Blanche Fixler avoided being killed in the Holocaust because her aunt placed her in an orphanage when she was six years old during the Nazi invasion of Europe. According to The Washington Post, her father ended up in a labor camp in Siberia, while her mother, grandmother and two elder siblings were murdered along with 450,000 other Jews at the Belzec extermination camp in Poland. Since her family's flat was ransacked by the Nazis, Fixler assumed all of her family mementos were long lost. After moving to the United States following the war, Fixler—who is 86 years old and resides in New York—spent years wishing she had pictures from her childhood.



 

Then one day, she got a call from Daniel Patt, a Google software engineer and the creator of the website From Numbers to Names. The website uses artificial intelligence to track old photos of loved ones and kin who perished during the Holocaust. He informed Fixler that two group pictures from her childhood in France had been discovered. One of the pictures, which was shot just after the war ended, also featured her aunt and two cousins. "It meant more than you could imagine," she stated, adding that he personally delivered the images to her in New York. "It was incredible that he took it upon himself to do this kind thing."

Patt looked online for pictures of Fixler after seeing a post on Twitter from the United States Holocaust Memorial Museum about her that featured an old photo of her with her aunt. He then tracked her phone number and contacted her to inform her of his discovery. She confirmed they were her family when he showed her the photos.



 

It was a 2016 trip to the POLIN Jewish history museum in Poland—the country of Patt's ancestors—that inspired him to create From Numbers to Names. "Three of my grandparents are Holocaust survivors," he said. "And to the best of our knowledge, my great-grandfather was locked in a synagogue and burned alive by the Nazis." Patt explained that he couldn't help but wonder about the faces in the photos that covered the museum walls, featuring Jewish families whose lives were torn apart by the Nazi regime. In April 2021, he launched From Numbers to Names and started downloading pictures he found online from Holocaust museum collections. He revealed that he intends to add additional archives to the site when they become accessible, adding that "it's simple to use and it's free".



 

Fixler shared that the only reason she survived the Holocaust was because of her aunt, Rosa Berger.
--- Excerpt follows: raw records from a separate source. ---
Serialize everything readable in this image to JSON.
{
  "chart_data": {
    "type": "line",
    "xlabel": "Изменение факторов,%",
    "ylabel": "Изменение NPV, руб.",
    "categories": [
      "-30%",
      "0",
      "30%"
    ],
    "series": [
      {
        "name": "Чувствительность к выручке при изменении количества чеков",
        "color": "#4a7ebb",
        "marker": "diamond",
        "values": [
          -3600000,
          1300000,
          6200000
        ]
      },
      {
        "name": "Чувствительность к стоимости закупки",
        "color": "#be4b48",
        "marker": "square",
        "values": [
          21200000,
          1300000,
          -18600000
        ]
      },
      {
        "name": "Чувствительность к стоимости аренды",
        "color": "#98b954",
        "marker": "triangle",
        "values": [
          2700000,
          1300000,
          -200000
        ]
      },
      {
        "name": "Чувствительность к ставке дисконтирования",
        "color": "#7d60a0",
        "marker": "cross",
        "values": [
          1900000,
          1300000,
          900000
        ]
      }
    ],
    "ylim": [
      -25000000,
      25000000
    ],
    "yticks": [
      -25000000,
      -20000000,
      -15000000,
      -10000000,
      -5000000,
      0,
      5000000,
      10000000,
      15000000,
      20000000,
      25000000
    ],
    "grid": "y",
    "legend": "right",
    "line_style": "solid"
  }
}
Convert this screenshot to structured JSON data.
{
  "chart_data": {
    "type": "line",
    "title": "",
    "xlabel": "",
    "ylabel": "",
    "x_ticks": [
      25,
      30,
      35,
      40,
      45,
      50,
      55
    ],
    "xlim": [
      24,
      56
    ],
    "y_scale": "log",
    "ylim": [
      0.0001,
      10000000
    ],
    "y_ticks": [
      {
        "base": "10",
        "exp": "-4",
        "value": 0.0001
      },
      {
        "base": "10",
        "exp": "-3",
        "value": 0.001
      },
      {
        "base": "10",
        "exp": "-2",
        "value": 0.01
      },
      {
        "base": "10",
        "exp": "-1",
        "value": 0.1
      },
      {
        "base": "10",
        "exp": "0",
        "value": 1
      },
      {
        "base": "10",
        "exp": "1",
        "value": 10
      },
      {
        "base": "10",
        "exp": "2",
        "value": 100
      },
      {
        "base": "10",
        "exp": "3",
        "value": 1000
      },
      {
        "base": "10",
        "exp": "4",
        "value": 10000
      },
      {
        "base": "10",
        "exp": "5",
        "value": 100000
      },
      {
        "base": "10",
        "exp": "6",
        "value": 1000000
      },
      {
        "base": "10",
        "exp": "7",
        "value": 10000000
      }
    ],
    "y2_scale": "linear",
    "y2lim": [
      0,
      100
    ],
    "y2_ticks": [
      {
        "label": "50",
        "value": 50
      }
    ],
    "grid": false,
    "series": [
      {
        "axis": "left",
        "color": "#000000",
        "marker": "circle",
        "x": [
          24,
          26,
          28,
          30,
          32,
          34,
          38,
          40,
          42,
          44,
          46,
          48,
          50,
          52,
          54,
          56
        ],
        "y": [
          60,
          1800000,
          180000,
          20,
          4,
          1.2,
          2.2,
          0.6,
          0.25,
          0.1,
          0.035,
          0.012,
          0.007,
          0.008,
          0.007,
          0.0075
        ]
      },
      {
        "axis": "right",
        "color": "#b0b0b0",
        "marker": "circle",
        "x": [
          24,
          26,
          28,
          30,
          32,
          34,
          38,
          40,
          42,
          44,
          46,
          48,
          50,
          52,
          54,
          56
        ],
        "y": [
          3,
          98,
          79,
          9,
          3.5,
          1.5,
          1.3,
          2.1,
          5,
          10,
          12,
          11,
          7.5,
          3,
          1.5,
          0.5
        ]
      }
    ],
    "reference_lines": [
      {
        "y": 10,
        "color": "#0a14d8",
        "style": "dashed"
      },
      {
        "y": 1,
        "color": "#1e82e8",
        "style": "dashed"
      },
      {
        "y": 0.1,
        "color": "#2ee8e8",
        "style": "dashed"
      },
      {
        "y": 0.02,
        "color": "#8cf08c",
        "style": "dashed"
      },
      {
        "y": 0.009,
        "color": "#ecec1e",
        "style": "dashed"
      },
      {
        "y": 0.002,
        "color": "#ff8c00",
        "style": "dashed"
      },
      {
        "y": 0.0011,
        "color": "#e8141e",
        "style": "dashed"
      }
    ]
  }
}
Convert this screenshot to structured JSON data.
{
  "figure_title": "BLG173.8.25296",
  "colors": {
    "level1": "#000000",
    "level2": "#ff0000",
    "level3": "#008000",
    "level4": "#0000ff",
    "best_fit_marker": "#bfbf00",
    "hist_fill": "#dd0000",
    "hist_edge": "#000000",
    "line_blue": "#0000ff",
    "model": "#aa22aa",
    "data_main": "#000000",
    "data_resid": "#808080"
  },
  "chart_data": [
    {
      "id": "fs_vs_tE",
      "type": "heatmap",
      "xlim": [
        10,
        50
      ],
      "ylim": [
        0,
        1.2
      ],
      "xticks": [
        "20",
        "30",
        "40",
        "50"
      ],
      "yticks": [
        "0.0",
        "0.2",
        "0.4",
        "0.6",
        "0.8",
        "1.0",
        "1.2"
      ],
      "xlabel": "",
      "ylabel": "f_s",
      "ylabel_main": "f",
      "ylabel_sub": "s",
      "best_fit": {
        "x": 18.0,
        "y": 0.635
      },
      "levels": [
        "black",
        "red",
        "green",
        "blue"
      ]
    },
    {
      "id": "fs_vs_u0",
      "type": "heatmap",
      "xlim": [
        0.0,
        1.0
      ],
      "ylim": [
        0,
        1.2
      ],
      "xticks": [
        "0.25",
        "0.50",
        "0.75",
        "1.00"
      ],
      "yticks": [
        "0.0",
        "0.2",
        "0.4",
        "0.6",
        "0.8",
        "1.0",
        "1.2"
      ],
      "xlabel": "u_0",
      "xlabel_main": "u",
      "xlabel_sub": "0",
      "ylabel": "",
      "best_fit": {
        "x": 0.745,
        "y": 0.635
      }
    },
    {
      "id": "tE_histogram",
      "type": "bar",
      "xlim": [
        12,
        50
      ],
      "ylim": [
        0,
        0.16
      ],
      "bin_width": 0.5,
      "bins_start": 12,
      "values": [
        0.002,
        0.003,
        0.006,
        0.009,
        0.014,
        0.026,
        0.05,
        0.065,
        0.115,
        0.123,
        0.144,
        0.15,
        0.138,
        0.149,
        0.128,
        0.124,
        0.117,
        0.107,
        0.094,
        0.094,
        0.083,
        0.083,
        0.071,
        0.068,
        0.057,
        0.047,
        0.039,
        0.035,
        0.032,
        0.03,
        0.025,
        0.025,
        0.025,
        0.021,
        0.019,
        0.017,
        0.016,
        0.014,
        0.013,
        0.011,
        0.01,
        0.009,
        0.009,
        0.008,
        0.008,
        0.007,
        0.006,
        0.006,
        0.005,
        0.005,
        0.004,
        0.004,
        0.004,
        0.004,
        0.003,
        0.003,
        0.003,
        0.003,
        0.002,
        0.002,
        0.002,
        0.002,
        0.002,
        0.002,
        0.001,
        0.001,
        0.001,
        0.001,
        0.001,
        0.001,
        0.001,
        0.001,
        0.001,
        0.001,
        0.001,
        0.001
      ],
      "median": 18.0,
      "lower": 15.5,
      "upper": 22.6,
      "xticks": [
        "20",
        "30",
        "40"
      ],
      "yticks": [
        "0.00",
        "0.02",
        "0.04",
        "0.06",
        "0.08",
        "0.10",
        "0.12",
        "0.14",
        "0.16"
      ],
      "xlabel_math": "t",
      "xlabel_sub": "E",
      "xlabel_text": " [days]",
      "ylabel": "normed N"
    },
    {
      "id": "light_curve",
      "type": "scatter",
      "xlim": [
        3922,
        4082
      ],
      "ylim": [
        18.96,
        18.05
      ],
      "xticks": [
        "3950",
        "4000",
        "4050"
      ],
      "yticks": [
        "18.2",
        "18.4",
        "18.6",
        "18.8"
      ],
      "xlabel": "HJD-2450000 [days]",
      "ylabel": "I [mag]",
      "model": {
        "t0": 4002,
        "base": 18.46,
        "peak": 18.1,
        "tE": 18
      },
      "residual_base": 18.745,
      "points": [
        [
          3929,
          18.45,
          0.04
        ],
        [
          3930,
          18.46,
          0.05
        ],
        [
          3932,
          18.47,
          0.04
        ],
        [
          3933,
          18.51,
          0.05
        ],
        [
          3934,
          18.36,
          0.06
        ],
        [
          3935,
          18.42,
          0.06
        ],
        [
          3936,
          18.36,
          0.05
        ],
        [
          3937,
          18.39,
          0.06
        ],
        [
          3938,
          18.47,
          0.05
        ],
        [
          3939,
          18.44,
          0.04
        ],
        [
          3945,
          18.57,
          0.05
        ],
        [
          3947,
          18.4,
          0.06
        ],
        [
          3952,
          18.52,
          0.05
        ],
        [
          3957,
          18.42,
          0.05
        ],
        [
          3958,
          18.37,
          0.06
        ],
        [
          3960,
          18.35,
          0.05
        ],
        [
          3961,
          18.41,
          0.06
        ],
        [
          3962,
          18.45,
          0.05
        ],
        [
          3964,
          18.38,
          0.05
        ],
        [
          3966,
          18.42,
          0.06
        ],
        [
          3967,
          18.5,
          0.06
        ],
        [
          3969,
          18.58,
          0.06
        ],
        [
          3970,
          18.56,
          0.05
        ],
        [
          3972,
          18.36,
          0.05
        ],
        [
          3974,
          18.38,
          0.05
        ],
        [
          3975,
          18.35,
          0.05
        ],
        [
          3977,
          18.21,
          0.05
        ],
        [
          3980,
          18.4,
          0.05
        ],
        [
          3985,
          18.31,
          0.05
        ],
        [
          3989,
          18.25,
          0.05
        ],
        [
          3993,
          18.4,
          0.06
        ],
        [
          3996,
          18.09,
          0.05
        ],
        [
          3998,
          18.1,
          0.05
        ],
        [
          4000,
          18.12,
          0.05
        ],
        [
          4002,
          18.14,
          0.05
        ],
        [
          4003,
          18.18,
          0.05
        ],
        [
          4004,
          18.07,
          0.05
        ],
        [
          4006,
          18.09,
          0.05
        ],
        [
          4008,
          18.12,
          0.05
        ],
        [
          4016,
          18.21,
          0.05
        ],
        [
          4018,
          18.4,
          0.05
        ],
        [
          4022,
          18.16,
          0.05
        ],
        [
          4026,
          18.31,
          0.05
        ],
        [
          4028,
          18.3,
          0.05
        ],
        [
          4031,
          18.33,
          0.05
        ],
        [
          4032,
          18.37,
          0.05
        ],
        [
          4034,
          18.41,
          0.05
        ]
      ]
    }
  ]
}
Before the landlady of their flat informed German authorities that she believed Berger was hiding a Jewish child, she stayed with her aunt outside of Krakow.

"My aunt had beautiful blond hair and spoke good German, so they didn't bother her," she said. "But people wondered about me all the time." Numerous times, Nazi soldiers searched Berger's flat, but she always managed to hide Fixler.

"She would make the bed up nice and straight, then put another bedspread on top and I would lie there under the board, quiet as a mouse. I told myself, 'If you breathe or sneeze or cough, you are dead,'" Fixler recalled. She was moved between orphanages in Poland, Hungary and France when her Aunt Rosa felt the situation had become too dangerous for them.



 

Fixler's aunt, who had given birth during the war, spent some time living with her in an orphanage outside of Paris. "I had an instinct to live and I was not bitter from the war," Fixler said, adding that her father eventually reunited with her and they moved to America. In one image found during Patt's investigation, Fixler is seen at a camp for refugees in Barbizon, France, following World War II. "I'm very grateful to Daniel to have more photos from this period of my life," she said.